We are running the following versions:
pveversion --verbose
proxmox-ve: 6.4-1 (running kernel: 5.4.124-1-pve)
pve-manager: 6.4-13 (running version: 6.4-13/9f411e79)
pve-kernel-5.4: 6.4-4
pve-kernel-helper: 6.4-4
pve-kernel-5.4.124-1-pve: 5.4.124-1
pve-kernel-5.4.119-1-pve: 5.4.119-1
pve-kernel-5.4.114-1-pve: 5.4.114-1
pve-kernel-5.4.106-1-pve: 5.4.106-1
pve-kernel-5.4.78-2-pve: 5.4.78-2
pve-kernel-5.4.34-1-pve: 5.4.34-2
ceph: 15.2.13-pve1~bpo10
ceph-fuse: 15.2.13-pve1~bpo10
corosync: 3.1.2-pve1
criu: 3.11-3
glusterfs-client: 5.5-3
ifupdown: residual config
ifupdown2: 3.0.0-1+pve4~bpo10
ksm-control-daemon: 1.3-1
libjs-extjs: 6.0.1-10
libknet1: 1.20-pve1
libproxmox-acme-perl: 1.1.0
libproxmox-backup-qemu0: 1.1.0-1
libpve-access-control: 6.4-3
libpve-apiclient-perl: 3.1-3
libpve-common-perl: 6.4-3
libpve-guest-common-perl: 3.1-5
libpve-http-server-perl: 3.2-3
libpve-storage-perl: 6.4-1
libqb0: 1.0.5-1
libspice-server1: 0.14.2-4~pve6+1
lvm2: 2.03.02-pve4
lxc-pve: 4.0.6-2
lxcfs: 4.0.6-pve1
novnc-pve: 1.1.0-1
proxmox-backup-client: 1.1.10-1
proxmox-mini-journalreader: 1.1-1
proxmox-widget-toolkit: 2.6-1
pve-cluster: 6.4-1
pve-container: 3.3-6
pve-docs: 6.4-2
pve-edk2-firmware: 2.20200531-1
pve-firewall: 4.1-4
pve-firmware: 3.2-4
pve-ha-manager: 3.1-1
pve-i18n: 2.3-1
pve-qemu-kvm: 5.2.0-6
pve-xtermjs: 4.7.0-3
qemu-server: 6.4-2
smartmontools: 7.2-pve2
spiceterm: 3.1-1
vncterm: 1.6-2
zfsutils-linux: 2.0.4-pve1
Do you have any idea how to bring back the "magic" ? ;-)

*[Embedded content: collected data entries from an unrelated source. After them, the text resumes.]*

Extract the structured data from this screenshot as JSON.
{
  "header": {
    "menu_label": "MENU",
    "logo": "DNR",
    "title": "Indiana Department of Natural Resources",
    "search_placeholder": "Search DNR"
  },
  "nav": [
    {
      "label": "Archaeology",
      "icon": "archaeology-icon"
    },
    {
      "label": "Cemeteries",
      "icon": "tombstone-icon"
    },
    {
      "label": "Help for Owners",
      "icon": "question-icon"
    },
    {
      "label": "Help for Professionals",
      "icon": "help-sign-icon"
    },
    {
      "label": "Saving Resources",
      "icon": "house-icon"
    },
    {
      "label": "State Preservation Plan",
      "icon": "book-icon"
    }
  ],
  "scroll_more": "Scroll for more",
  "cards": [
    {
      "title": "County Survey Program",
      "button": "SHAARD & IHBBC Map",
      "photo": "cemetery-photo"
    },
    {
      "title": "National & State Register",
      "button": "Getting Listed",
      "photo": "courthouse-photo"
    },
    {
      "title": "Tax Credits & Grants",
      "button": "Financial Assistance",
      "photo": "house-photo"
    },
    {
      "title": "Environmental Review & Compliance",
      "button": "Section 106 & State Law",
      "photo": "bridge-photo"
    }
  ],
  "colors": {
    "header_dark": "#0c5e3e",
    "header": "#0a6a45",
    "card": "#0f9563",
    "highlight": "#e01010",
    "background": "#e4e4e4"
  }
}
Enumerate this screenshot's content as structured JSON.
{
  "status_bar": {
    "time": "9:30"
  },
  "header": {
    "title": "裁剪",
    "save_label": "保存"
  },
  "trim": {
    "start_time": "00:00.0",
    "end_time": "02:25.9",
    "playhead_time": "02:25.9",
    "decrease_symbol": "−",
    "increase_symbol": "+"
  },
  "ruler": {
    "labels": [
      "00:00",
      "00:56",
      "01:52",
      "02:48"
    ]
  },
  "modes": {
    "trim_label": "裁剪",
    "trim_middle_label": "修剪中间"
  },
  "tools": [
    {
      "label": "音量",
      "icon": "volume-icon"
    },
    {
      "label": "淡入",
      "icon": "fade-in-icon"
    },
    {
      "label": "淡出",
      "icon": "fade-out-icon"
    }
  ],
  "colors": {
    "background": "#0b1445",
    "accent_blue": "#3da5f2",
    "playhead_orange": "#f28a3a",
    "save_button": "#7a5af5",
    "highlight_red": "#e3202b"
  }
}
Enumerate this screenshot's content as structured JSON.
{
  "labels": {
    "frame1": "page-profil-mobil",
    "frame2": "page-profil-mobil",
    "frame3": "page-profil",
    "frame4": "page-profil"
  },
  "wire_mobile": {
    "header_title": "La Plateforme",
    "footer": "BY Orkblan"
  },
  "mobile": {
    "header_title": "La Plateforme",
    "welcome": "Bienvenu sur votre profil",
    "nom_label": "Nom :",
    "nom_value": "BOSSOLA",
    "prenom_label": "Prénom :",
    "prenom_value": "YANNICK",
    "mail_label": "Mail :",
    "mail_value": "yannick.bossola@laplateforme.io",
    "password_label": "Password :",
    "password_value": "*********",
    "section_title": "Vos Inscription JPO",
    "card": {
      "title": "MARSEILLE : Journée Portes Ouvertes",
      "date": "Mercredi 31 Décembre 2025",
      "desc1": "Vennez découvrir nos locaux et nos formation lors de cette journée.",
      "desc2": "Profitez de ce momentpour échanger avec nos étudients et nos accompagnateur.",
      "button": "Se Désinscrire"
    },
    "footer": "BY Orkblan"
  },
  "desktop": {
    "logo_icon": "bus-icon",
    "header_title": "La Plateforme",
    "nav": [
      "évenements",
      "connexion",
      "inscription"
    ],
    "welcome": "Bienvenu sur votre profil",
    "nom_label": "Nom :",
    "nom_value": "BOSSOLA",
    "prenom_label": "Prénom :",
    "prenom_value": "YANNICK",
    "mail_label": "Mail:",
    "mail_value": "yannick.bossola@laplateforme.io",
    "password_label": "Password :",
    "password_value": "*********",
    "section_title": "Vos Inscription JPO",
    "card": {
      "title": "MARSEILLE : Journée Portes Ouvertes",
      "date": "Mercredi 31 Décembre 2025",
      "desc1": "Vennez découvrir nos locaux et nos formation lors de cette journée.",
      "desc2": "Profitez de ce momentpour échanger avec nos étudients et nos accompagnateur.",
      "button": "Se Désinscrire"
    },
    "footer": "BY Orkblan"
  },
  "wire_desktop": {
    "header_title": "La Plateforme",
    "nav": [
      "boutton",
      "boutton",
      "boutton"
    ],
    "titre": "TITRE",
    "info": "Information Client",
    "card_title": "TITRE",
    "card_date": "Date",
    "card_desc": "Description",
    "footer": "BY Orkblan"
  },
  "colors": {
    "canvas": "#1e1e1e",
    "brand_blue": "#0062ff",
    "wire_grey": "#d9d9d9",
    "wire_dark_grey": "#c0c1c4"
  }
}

Thank you and best regards,

Nico
 
I suggest you verify the node's ceph.conf is a symlink to the cluster version and that the keyring and rdbmap exist like:
Code:
# ls -lh /etc/ceph/
total 12K
-rw------- 1 ceph ceph  159 <date> ceph.client.admin.keyring
lrwxrwxrwx 1 root root   18 <date> ceph.conf -> /etc/pve/ceph.conf
drwxr-xr-x 2 root root 4.0K <date> osd
-rw-r--r-- 1 root root   92 <date> rbdmap

If not, the keyring and map can be copied from another node in the cluster. The existence of /etc/pve/ceph.conf depends on the pve-cluster.service and pmxcfs.